Anti toddler-hoon legislation claims its first scalp

I saw the latest Hyundai ad last night and quite liked it. This morning, reading the paper over my Weeties, I find out my pleasure will be no more.

AUSTRALIA’S advertising watchdog has yanked a television ad for a car off the air after viewers voiced fears that it might encourage toddlers to jump behind the wheel of the family car.

The Advertising Standards Bureau yesterday told Hyundai to pull its “Next Generation” ad, which shows a toddler getting behind the wheel of a Santa Fe four-wheel-drive, putting on a seatbelt and picking up another child hitchhiking along the road.

The board said it had received more than 80 complaints about the ad. Several weeks ago, Hyundai had voluntarily moved it to a later time slot to appease viewers concerned about its effect on young children.

But the bureau said the ad did not comply with the code that governs vehicle advertising.

“The board certainly acknowledged that the notion of a toddler driving a car was unrealistic and fanciful, but under the (code of practice), fantasy cannot be used when it contradicts, circumvents or undermines the code,” bureau chief executive Mark Jeanes said. “Many of the complaints were from parents concerned that the advertisement would encourage copy-cat behaviour in young children and might lead to accidents.”

Hyundai spokesman Richard Power said yesterday that the company was disappointed with the ruling, but it would “not query the referee’s decision”.

“Hyundai maintains the ad is patently aimed at adults and its blatant fantasy is the foil for the literal liberties taken in the driving sequences,” he said.

The Age

So sit your under-5s here to let them absorb the message the wowsers don’t want them to hear.

5 Comments

  1. catbrain says:

    Playing that ad in the office earlier today provoked a bit of discussion…

    * The editing and CGI makes it a bit too “real”;
    * The biggest concern was the kid climbing out of the cot at the start, particularly one mother who said she’s certain her child would immediately try to imitate it if he saw it; and
    * Just because little kids “should” be in bed by 8.30pm doesn’t necessarily mean that they are, for whatever reason.

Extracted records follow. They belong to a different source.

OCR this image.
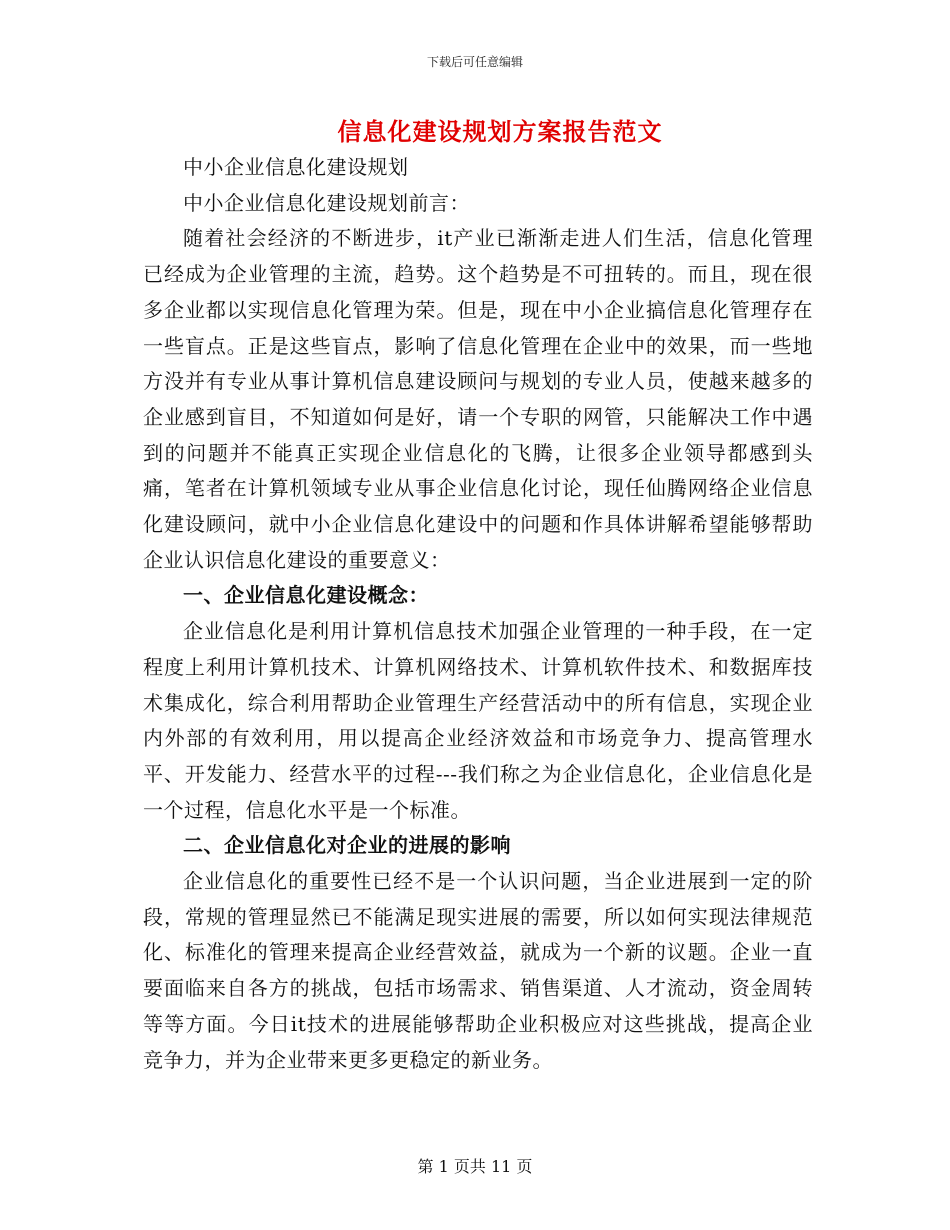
下载后可任意编辑
信息化建设规划方案报告范文

中小企业信息化建设规划

中小企业信息化建设规划前言：

随着社会经济的不断进步，it产业已渐渐走进人们生活，信息化管理已经成为企业管理的主流，趋势。这个趋势是不可扭转的。而且，现在很多企业都以实现信息化管理为荣。但是，现在中小企业搞信息化管理存在一些盲点。正是这些盲点，影响了信息化管理在企业中的效果，而一些地方没并有专业从事计算机信息建设顾问与规划的专业人员，使越来越多的企业感到盲目，不知道如何是好，请一个专职的网管，只能解决工作中遇到的问题并不能真正实现企业信息化的飞腾，让很多企业领导都感到头痛，笔者在计算机领域专业从事企业信息化讨论，现任仙腾网络企业信息化建设顾问，就中小企业信息化建设中的问题和作具体讲解希望能够帮助企业认识信息化建设的重要意义：

一、企业信息化建设概念：

企业信息化是利用计算机信息技术加强企业管理的一种手段，在一定程度上利用计算机技术、计算机网络技术、计算机软件技术、和数据库技术集成化，综合利用帮助企业管理生产经营活动中的所有信息，实现企业内外部的有效利用，用以提高企业经济效益和市场竞争力、提高管理水平、开发能力、经营水平的过程---我们称之为企业信息化，企业信息化是一个过程，信息化水平是一个标准。

二、企业信息化对企业的进展的影响

企业信息化的重要性已经不是一个认识问题，当企业进展到一定的阶段，常规的管理显然已不能满足现实进展的需要，所以如何实现法律规范化、标准化的管理来提高企业经营效益，就成为一个新的议题。企业一直要面临来自各方的挑战，包括市场需求、销售渠道、人才流动，资金周转等等方面。今日it技术的进展能够帮助企业积极应对这些挑战，提高企业竞争力，并为企业带来更多更稳定的新业务。

第 1 页共 11 页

    Can we lobby to have those god-awful APIA ads banned too?!

  2. Little kids are climbing out of cots everywhere as soon as they can. Generally, friends of mine who have gone through that stage take it as an indication that it’s time they move into a big-boy/girl bed.

    I don’t think there’s that much CGI in there – apart from the obvious surfing bits and sitting up on the bonnet at the end.

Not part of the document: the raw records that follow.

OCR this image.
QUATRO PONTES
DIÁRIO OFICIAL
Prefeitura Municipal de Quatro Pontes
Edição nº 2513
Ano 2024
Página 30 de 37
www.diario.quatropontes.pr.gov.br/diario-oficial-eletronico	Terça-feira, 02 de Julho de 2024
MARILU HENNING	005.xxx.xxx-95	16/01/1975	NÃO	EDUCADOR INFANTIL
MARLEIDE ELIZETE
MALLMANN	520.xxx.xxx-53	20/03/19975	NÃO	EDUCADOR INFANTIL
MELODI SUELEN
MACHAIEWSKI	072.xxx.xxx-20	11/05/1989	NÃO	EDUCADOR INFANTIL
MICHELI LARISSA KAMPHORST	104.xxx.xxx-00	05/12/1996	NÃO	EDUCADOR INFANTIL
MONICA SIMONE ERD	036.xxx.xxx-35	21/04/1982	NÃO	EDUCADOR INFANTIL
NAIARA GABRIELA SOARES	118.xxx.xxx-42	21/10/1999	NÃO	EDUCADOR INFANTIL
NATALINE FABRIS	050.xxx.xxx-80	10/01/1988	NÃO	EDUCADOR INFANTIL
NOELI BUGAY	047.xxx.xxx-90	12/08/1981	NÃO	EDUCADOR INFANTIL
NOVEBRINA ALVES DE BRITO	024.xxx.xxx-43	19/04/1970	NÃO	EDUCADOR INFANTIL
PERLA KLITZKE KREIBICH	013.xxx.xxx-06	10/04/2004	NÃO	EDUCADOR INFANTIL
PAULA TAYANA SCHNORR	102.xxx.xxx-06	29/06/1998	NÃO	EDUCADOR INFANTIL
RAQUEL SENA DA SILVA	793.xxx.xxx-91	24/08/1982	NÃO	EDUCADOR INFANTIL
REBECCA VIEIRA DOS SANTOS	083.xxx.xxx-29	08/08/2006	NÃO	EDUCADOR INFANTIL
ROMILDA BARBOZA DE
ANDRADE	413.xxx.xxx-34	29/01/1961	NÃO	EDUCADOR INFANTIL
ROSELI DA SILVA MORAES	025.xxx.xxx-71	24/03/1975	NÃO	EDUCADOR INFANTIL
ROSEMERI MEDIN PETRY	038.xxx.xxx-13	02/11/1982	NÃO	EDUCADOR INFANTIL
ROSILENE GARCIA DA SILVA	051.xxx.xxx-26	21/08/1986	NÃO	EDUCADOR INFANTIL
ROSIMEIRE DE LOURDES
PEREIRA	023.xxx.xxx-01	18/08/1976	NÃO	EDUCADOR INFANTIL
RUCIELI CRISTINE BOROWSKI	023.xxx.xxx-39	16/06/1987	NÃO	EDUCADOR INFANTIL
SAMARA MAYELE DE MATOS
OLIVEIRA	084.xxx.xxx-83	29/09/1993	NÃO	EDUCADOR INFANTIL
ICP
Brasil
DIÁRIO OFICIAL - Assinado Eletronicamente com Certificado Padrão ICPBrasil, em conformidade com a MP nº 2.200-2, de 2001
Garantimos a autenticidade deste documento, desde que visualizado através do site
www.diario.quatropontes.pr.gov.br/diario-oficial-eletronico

    Other criticism I’ve heard over the day is that kids that are a little older will get ideas from the ad – say 10 year olds.

    It’s a little nanny-state-ish though – because parents don’t take responsibility for what their kids watch nobody’s allowed to see it. I find this ad much less offensive than some of the SUV ads that went to air during the superbowl with the great big tank of a 4×4 driving up a big metal see-saw and skidding to a stop millimetres from a gorge with a drop of hundreds of metres.

    There’s a general nanny-state movement in this country at the moment, such as with the proposal that all of the Australian internet be filtered of any porn, which will have a massive effect on the speed of internet on all sites all over the country.

    I’m not outraged by the censorship of the ad – it’s just an ad – but it’s symbolic of trends in many aspects of life in this country.

  3. [rant]
    Jesus that shits me. I spend 90% of my time teaching telling people that the “effects” model is crap. That hey have to go beyond the idea of monkey see monkey do. And STILL this crap keeps rearing its ugly head.
    [/rant]

  4. I’d like to hear more about the ‘effects’ model (although this is perhaps not the time or place – maybe I can enrole in one of your classes). Just knowing from Fry who is one and a half is pretty much all monkey see monkey do at this point.

    But obviously he would never take off in the car and banning this ad is absolutely ridiculous.

  5. I agree: ridiculous. Has there been a rash of toddlers driving cars and surfing recently? Kids watch all kinds of fanciful/fantasy stuff on TV. If some TV character flies, hordes of small children aren’t going to suddenly jump off the garage roof – particularly if they have no way of getting up there in the first place.